Die Bearbeitung erfolgte handschriftlich im Zug in Richtung Bernburg am 24.09.1862 um 20 1/2 Uhr in Cöthen.

Eine Uhrzeitangabe war mir bisher komplett unbekannt. Siegelseitig nur der Ausgabestempel von Folgetag.

Mit freundlichem Sammlergruss

Ulf
 
Baldersbrynd Am: 11.07.2019 16:01:20 Gelesen: 8848# 950 @  
Hallo Preussen Sammler,

Brief aus Halle an der Saale nach Berlin, gesendet am 19.2.1851, Porto 2 Groschen für Brief bis 1 Loth zwischen 10 und 20 Meilen.
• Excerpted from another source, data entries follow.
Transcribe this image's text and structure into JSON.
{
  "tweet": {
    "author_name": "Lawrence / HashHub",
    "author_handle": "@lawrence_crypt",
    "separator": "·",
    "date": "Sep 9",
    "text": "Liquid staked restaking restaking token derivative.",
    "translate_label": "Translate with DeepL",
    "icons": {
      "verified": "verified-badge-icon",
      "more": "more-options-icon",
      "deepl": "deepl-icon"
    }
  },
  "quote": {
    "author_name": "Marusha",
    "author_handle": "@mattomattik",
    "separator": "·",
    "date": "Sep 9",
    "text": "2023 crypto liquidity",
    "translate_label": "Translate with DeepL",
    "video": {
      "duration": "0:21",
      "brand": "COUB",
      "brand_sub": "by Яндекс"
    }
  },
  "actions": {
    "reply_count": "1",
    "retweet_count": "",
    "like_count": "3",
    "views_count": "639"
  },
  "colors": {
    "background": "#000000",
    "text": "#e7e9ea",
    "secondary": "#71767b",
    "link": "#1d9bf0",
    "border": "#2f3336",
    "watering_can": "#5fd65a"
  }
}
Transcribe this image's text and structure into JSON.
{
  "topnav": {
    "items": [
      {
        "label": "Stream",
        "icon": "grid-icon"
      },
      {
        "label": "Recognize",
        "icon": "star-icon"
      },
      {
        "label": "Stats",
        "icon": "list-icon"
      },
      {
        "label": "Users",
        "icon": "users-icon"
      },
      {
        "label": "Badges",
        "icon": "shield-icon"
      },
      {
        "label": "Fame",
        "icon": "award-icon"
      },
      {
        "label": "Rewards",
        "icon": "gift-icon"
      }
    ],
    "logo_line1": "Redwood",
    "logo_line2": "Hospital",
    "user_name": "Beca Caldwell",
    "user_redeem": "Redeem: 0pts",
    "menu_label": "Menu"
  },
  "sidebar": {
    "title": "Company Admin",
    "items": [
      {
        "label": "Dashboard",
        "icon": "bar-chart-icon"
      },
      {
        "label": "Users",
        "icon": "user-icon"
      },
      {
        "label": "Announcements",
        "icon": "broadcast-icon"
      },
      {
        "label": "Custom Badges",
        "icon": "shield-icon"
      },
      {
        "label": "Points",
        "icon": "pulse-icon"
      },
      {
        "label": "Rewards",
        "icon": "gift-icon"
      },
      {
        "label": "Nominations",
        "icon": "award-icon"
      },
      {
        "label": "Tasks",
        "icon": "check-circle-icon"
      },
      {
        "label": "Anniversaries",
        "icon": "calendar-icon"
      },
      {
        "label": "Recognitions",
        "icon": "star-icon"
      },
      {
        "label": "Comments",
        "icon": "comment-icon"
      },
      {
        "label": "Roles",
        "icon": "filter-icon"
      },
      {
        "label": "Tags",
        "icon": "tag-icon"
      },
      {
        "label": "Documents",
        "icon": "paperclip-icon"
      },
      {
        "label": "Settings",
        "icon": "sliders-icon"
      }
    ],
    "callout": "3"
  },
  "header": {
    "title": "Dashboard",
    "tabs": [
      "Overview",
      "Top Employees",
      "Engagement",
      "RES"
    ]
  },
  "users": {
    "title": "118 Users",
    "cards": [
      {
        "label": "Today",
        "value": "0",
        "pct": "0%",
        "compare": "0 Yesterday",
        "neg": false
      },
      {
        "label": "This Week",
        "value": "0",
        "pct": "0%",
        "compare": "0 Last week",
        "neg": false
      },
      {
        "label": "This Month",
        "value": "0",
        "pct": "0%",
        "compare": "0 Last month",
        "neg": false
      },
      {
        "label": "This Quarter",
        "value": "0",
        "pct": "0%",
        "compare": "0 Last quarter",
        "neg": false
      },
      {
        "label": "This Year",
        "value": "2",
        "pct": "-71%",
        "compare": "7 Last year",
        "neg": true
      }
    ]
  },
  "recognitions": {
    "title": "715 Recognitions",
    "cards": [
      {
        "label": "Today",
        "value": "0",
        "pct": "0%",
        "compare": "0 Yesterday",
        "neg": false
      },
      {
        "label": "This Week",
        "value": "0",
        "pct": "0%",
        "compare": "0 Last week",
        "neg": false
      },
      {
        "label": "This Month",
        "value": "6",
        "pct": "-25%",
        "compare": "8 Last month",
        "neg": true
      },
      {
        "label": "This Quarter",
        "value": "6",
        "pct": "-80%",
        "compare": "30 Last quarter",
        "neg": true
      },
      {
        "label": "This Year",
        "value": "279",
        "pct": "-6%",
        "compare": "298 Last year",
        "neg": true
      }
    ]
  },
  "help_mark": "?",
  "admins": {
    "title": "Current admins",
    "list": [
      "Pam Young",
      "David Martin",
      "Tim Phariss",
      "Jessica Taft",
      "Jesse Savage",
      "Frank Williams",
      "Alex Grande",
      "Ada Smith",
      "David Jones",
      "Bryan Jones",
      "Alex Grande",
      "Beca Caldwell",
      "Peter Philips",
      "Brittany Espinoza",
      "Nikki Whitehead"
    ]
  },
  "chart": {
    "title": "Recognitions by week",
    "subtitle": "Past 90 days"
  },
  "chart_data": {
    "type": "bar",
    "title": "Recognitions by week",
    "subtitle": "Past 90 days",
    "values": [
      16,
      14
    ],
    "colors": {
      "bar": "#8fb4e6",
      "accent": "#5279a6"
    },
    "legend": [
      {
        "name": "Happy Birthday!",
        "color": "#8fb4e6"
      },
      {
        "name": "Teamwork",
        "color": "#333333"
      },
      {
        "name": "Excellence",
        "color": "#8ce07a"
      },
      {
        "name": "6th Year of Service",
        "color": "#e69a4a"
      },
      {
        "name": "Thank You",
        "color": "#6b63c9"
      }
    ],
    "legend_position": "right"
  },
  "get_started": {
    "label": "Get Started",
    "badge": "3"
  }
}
Halle Stempel auf der Adressseite kann ich nur finden in F. W. Thalmann Zusammenstellung der Preussischen Poststempel Nr. 116a auf Seite 14. Auf der Siegelseite ein Zugstempel Berlin - Magdeburg 1 R, gestempelt in der Zug von Magdeburg nach Berlin?

Viele Grüße
Jørgen


 
Magdeburger Am: 11.07.2019 16:05:40 Gelesen: 8844# 951 @  
@ Baldersbrynd [#950]

Hallo Jørgen,

der Kursstempel Berlin - Magdeburg ist der der Rücktour, also alles im Lot und höchstwahrscheinlich auch in Magdeburg beim Beginn der Rückfahrt.

Mit freundlichem Sammlergruss

Ulf
 
Baldersbrynd Am: 11.07.2019 16:32:43 Gelesen: 8834# 952 @  
@ Magdeburger [#951]

Hallo Ulf,

danke für Deine Antwort. Der Brief ist wahrscheinlich auch mit Zug von Halle bis Magdeburg.

Viele Grüße
Jørgen
 
Gernesammler Am: 19.08.2019 20:07:37 Gelesen: 443# 953 @  
Hallo Sammlerfreunde,

Rechnungs-Brief aus Berlin vom 8.6.1854 nach Gotha an Meister Jusatz, dort kam der Brief am 9.6.1854 an.

Für das Franko nahm man einen Dreierstreifen der Preussen Nr.2 und gestempelt wurde mit Ringnummernstempel 103 und Stadtpost Exp:I (KBHW Nr.121) sowie auf der Rückseite der Ankunftsstempel von Gotha (Feuser 1200-5).

Der Brief ist vielleicht nicht der schönste, aber ich fand diesen zu interessant um Ihn liegen zu lassen.

Gruß Rainer




 
bayern klassisch Am: 19.08.2019 20:27:58 Gelesen: 441# 954 @  
@ Gernesammler [#953]

Hallo Rainer,

der Empfänger war Hofschlossermeister, also eher handwerklich begabt.